Trinidad & Tobago’s contagion of evil is no more

So Gaston, my friend, we probably should begin with apologies to you if, upon reading this, you do a a double-take at “contagion of evil” which, in recent communication with you, was my choice of label for the now deposed government of Trinidad and Tobago, led by Kamla Persad-Bissessar. Honestly, I didn’t know that descriptive would have stuck with me since our exchange of notes, but it did. And now that the reign of a blood-sucking posse masquerading as government has been terminated, Trinidad and Tobago will hopefully be able to exhale. Even as, up ahead, the going figures to be challenging, following the recklessly corrupt ways of those who previously walked the corridors of power, as Dr. Keith Rowley, the new prime minister, intoned in accepting the country’s mandate.

Among the traits exhibited by the Bissessar government during its five-year term was a certain classlessness. And the ex-prime minister was evidently determined to adhere to habit when the bell tolled Monday night. In a “concession” speech and remarks to reporters, Bissessar could not summon the grace to congratulate Dr. Rowley, preferring instead to point out a few times that her party had secured more of the popular vote than Rowley’s People’s National Movement (PNM).

Bissessar has fine-tuned the art of seeing and knowing truth and calling it false; and proffering falsehoods as truth. She continuously demonstrated this during her tenure and was once again true to form in post-election remarks. Asked to respond to what many had characterized as a brutal campaign run by her party — a campaign which seemingly had as its core objective the personal savaging of Dr. Rowley — Bissessar insisted the party ran a good campaign that “focused on the issues.” Asked about the future of the People’s Partnership coalition she led — a coalition which everyone knows has latterly been a “partnership” in name only — she replied that the Partnership is “very strong.”

The larger number of overall votes garnered by her party (which may not be accurate), to which Bissessar alluded probably speaks to rigidly tribal voting patterns in areas that comprise the base support for Bissessar’s predominantly Indo-Trinidadian party, United National Congress (UNC). The Jack Warner storyline is illustrative of the tribalism factor in the country’s voting. Primary “sponsor” of Bissessar’s ascendancy to the party leadership and becoming prime minister in 2010, by 2013 when Warner and Bissessar parted ways, he was able to resign his seat and win it again overwhelmingly in a special election as head of his own party. But by this year’s general election, with the UNC’s continuation as ruling party at stake, and with Warner by then even more vituperatively anti-Bissessar, he got blown away by his Indo-Trinidadian opponent.

As we said last week, though, it would be the Bissessar administration’s accumulative notoriety – rampant corruption and flagrant abuse of governmental authority – that would guarantee its collapse.

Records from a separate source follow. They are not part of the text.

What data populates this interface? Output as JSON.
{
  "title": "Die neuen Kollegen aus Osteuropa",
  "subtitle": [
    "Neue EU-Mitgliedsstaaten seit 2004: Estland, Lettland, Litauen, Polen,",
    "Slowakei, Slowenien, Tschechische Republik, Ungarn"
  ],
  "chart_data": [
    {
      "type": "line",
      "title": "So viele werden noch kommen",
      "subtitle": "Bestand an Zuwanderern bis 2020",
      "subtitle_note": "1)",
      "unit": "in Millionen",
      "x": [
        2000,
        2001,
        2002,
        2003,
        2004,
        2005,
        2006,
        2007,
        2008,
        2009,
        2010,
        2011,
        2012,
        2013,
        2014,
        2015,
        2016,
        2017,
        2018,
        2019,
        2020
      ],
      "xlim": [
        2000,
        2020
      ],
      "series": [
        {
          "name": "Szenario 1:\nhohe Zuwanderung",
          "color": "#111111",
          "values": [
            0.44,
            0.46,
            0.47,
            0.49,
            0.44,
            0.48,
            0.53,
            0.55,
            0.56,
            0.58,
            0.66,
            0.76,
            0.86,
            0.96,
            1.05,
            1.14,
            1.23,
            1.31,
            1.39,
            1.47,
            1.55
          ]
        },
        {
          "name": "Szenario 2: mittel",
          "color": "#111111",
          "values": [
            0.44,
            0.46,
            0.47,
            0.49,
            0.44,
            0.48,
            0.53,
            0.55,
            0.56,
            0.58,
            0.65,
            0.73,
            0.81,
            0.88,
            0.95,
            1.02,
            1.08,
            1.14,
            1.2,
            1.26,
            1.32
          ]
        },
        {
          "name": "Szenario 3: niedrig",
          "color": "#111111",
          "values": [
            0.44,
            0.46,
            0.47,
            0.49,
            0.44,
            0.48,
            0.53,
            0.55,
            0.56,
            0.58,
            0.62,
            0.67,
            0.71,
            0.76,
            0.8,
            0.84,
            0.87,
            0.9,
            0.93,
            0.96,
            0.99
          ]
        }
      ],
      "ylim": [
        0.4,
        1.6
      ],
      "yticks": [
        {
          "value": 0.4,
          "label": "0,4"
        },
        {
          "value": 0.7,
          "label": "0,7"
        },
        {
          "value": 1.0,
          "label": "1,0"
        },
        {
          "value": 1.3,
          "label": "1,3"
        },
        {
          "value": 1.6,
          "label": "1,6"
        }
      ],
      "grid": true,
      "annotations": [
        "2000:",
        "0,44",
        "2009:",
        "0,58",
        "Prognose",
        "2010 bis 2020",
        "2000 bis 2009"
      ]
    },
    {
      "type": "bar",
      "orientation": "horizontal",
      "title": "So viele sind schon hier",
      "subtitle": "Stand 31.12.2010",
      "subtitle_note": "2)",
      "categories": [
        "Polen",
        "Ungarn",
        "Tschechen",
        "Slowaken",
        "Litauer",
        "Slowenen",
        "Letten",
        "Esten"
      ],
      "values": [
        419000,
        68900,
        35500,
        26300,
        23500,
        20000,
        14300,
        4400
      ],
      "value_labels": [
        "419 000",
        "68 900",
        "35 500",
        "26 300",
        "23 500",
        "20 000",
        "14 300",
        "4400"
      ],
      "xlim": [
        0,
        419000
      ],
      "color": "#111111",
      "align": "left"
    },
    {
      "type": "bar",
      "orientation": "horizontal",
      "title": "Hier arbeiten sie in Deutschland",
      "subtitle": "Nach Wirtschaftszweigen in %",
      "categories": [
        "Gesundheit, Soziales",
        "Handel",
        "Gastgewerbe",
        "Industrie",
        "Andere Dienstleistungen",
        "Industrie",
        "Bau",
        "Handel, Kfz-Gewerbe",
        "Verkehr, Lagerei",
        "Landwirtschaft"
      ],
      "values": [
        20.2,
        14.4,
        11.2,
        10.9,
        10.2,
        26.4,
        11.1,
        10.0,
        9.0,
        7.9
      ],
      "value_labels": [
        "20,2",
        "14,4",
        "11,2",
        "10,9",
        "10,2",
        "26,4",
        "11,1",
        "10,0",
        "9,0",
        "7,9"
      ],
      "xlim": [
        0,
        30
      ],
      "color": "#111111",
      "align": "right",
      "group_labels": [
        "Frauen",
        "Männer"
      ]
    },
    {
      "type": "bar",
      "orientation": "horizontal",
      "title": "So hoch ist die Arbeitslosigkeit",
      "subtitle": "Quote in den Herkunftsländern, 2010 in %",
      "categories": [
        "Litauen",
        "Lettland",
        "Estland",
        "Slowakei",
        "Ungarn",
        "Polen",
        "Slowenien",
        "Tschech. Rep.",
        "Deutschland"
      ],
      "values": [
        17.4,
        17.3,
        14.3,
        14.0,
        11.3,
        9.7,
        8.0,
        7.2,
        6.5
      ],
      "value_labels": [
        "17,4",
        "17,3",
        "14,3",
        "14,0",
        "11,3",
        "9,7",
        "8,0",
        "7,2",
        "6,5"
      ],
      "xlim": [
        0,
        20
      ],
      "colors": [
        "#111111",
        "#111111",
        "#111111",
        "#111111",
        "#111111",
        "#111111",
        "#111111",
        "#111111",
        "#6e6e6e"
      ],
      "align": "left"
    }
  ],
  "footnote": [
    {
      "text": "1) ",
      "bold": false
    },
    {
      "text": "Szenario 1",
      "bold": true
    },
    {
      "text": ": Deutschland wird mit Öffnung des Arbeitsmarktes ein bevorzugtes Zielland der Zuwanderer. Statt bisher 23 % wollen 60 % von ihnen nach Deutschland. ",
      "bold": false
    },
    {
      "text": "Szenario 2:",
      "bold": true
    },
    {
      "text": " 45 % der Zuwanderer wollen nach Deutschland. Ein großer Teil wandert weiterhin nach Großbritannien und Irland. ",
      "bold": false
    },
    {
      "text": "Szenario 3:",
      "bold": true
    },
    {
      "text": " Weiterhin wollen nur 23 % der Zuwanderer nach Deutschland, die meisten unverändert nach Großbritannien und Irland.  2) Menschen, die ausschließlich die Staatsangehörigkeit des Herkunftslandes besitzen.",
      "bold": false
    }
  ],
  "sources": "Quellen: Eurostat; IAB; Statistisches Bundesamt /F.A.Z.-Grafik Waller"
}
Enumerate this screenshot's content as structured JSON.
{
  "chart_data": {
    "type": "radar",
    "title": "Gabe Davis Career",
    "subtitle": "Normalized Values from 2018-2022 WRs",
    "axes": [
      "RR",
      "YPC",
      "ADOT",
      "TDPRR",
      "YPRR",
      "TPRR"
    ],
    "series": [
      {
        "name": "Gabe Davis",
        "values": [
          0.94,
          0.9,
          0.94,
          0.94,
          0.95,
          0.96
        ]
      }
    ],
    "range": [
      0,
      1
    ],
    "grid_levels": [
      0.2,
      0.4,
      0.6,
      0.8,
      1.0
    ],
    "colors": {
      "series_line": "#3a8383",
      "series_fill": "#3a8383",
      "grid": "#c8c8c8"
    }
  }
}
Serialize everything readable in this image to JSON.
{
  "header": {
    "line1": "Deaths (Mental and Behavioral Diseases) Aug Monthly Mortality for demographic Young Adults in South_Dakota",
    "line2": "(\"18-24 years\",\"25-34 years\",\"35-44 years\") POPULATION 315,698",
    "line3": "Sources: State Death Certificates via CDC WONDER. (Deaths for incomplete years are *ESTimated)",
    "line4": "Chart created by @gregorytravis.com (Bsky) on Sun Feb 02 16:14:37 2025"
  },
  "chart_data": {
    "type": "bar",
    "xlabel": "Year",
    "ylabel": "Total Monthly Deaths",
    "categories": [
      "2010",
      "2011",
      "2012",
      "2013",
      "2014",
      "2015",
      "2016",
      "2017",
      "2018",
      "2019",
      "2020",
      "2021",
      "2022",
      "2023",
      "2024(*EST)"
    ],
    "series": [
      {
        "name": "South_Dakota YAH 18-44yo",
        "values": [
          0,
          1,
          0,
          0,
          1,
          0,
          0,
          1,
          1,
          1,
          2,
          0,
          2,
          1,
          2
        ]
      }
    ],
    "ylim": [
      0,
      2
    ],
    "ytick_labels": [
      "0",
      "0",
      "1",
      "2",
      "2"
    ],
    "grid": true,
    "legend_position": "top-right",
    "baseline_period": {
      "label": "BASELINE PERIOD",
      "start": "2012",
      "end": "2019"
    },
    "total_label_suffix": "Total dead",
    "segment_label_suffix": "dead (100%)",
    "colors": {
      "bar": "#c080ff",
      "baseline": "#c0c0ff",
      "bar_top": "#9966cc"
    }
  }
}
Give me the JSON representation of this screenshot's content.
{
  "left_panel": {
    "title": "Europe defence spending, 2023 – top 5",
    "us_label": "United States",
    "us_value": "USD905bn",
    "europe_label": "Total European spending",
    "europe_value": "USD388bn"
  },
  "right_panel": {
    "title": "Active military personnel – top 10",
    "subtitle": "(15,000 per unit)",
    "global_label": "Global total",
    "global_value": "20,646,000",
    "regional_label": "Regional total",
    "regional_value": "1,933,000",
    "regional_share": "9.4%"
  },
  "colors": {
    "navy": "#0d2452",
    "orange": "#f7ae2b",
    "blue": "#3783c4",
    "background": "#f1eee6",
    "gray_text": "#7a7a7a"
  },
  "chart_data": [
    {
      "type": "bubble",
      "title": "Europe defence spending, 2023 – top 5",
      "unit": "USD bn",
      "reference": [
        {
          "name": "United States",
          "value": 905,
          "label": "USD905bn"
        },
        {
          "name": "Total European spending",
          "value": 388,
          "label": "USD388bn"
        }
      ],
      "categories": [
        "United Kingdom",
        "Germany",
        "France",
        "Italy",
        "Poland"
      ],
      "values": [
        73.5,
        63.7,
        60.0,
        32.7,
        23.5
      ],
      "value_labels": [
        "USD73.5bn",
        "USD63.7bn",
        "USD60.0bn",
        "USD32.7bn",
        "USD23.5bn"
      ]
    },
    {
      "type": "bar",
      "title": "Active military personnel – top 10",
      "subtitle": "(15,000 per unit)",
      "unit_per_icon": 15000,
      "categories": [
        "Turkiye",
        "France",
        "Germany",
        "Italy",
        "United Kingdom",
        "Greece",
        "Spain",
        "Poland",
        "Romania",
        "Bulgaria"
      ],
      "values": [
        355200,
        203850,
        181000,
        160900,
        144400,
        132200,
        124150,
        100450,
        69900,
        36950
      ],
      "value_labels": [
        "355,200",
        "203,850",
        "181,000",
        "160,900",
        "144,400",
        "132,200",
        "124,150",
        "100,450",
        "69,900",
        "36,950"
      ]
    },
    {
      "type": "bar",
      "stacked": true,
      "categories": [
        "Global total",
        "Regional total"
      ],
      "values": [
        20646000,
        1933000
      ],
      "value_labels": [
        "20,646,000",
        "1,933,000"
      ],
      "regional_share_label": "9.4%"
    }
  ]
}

The taint of institutionalized skullduggery that dogged the government from rather early in its term was the kind of giant-sized blemish to which only base support would typically turn a blind eye. The upshot was that almost all of the seats won by the UNC beyond its heartland in the Patrick Manning repudiation vote that was the 2010 election, were lost by the UNC this time around.

Even so, success for the PNM would not have resulted without a well planned and executed campaign and without the leadership presence Dr. Rowley has come to represent. Indeed, not only with respect to the just concluded election campaign but over the five years preceding it, Dr. Rowley has made significant strides as head of the party, leading the PNM in the process to four consecutive electoral victories. Trinidad Express columnist Raffique Shah commented a few days ago that the one aspect of the 2015 election season he found noteworthy was the emergence of Dr. Rowley as a leader and orator.

The rise of Rowley cannot but dial up a flashback to the man he succeeded as PNM leader. The out-of-control locomotive Patrick Manning obstinately chose to steer right into the 2010 debacle he created for the PNM was already on course for things going awry when Manning planned and effected a totally unwarranted humiliation of Dr. Rowley. Regretfully, Manning, who has been ill, apparently continues to harbor a vindictiveness, where Dr. Rowley is concerned, that puts him in much the same league as Bissessar and her aforementioned lack of grace.

If only for the unusual fortitude and tenacity he has shown in the face of a battering from sources both presumably friendly and openly hostile, Dr. Rowley, it would seem, has earned his prime ministerial shot.